Though Fentanyl is legal and sometimes prescribed by doctors, it is extremely dangerous. The drug, which is available in a patch or liquid, is 80 to 100 times more powerful than morphine and about 40 to 50 times more potent than pure heroin.
Because of its potency, fentanyl has become more common in street drugs. Many producers and traffickers now mix fentanyl illegally produced in underground labs with heroin or ostensibly prescription pain medications like hydrocodone or oxycodone to make their drugs more potent.
The increase in the prevalence of fentanyl led to a flood of overdoses last summer in Ohio, Kentucky, and West Virginia. Last August, Cincinnati police reported more than 60 overdose cases in two days. Around the same time, Huntington, West Virginia reported 26 overdose cases over the course of four hours. Similar outbreaks occurred throughout the summer, which many law enforcement officials blamed on fentanyl.
“It’s a very scary thing,” Van Ingram, executive director of Kentucky’s Office of Drug Control Policy, told the Lexington Herald Leader last year. “What we see across the country is the drug cartels moving away from heroin and moving toward these opioids they’re going to produce themselves. People think they’re buying one thing and they’re actually buying another. The stuff they’re selling is so powerful. Some of the stuff we’re seeing produced is 50 times more potent than heroin, as if heroin wasn’t bad enough.”
In the Insite study, approximately 80% of the drugs checked was heroin, while crystal meth represented 7.2% and cocaine represented 5.3%.

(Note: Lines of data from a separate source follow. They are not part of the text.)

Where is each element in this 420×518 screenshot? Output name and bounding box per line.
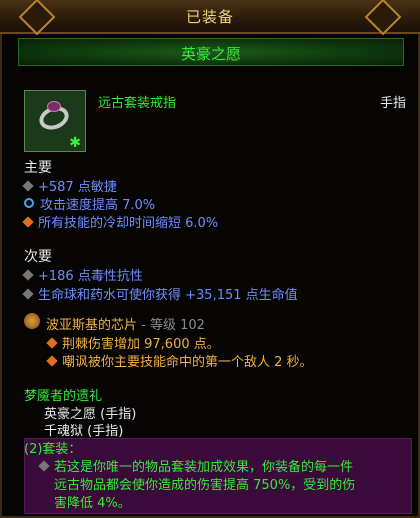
set-name: 梦魇者的遗礼 xyxy=(24,389,103,404)
primary-label: 主要 xyxy=(24,160,52,176)
tooltip-title: 已装备 xyxy=(185,8,234,26)
attack-speed-icon xyxy=(24,198,34,208)
set-item-2: 千魂狱 (手指) xyxy=(44,424,124,439)
gem-effect-1: 荆棘伤害增加 97,600 点。 xyxy=(46,333,220,352)
set-bonus-line-3: 害降低 4%。 xyxy=(54,496,131,511)
secondary-label: 次要 xyxy=(24,249,52,265)
bullet-icon xyxy=(22,180,34,192)
item-icon-box: ✱ xyxy=(24,90,86,152)
item-name-bar: 英豪之愿 xyxy=(18,38,404,66)
bullet-orange-icon xyxy=(22,216,34,228)
gem-effect-2: 嘲讽被你主要技能命中的第一个敌人 2 秒。 xyxy=(46,351,313,370)
primary-stat-2: 攻击速度提高 7.0% xyxy=(24,194,155,213)
primary-stat-1: +587 点敏捷 xyxy=(22,176,117,195)
bullet-orange-icon xyxy=(46,337,58,349)
gem-icon xyxy=(24,313,40,329)
set-star-icon: ✱ xyxy=(69,135,81,151)
set-bonus-line-1: 若这是你唯一的物品套装加成效果，你装备的每一件 xyxy=(38,456,353,475)
bullet-icon xyxy=(38,460,50,472)
bullet-icon xyxy=(22,269,34,281)
title-bar: 已装备 xyxy=(0,0,420,36)
set-bonus-line-2: 远古物品都会使你造成的伤害提高 750%，受到的伤 xyxy=(54,478,356,493)
secondary-stat-2: 生命球和药水可使你获得 +35,151 点生命值 xyxy=(22,284,298,303)
legendary-gem-title: 波亚斯基的芯片 - 等级 102 xyxy=(46,318,205,333)
ring-gem-icon xyxy=(47,101,61,112)
primary-stat-3: 所有技能的冷却时间缩短 6.0% xyxy=(22,212,218,231)
item-name: 英豪之愿 xyxy=(180,45,241,63)
bullet-orange-icon xyxy=(46,355,58,367)
secondary-stat-1: +186 点毒性抗性 xyxy=(22,265,143,284)
item-slot: 手指 xyxy=(379,96,406,111)
set-bonus-label: (2)套装： xyxy=(24,442,82,457)
item-type: 远古套装戒指 xyxy=(98,96,177,111)
bullet-icon xyxy=(22,288,34,300)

Lysyshyn told the Vancouver Sun that the results of the study should not be interpreted to mean that 80% of street heroin in Vancouver is contaminated with fentanyl. While the percentage could be that high, he said, it is most likely lower because people are more likely to test drugs that they already suspect to be contaminated.
Still, the study is more troubling evidence that fentanyl is becoming more and more common on the street.
“This study proves that the alarm bells that have been sounding over this public health emergency are fully warranted,” Rick Lines, Executive Director of Harm Reduction International, said in a statement.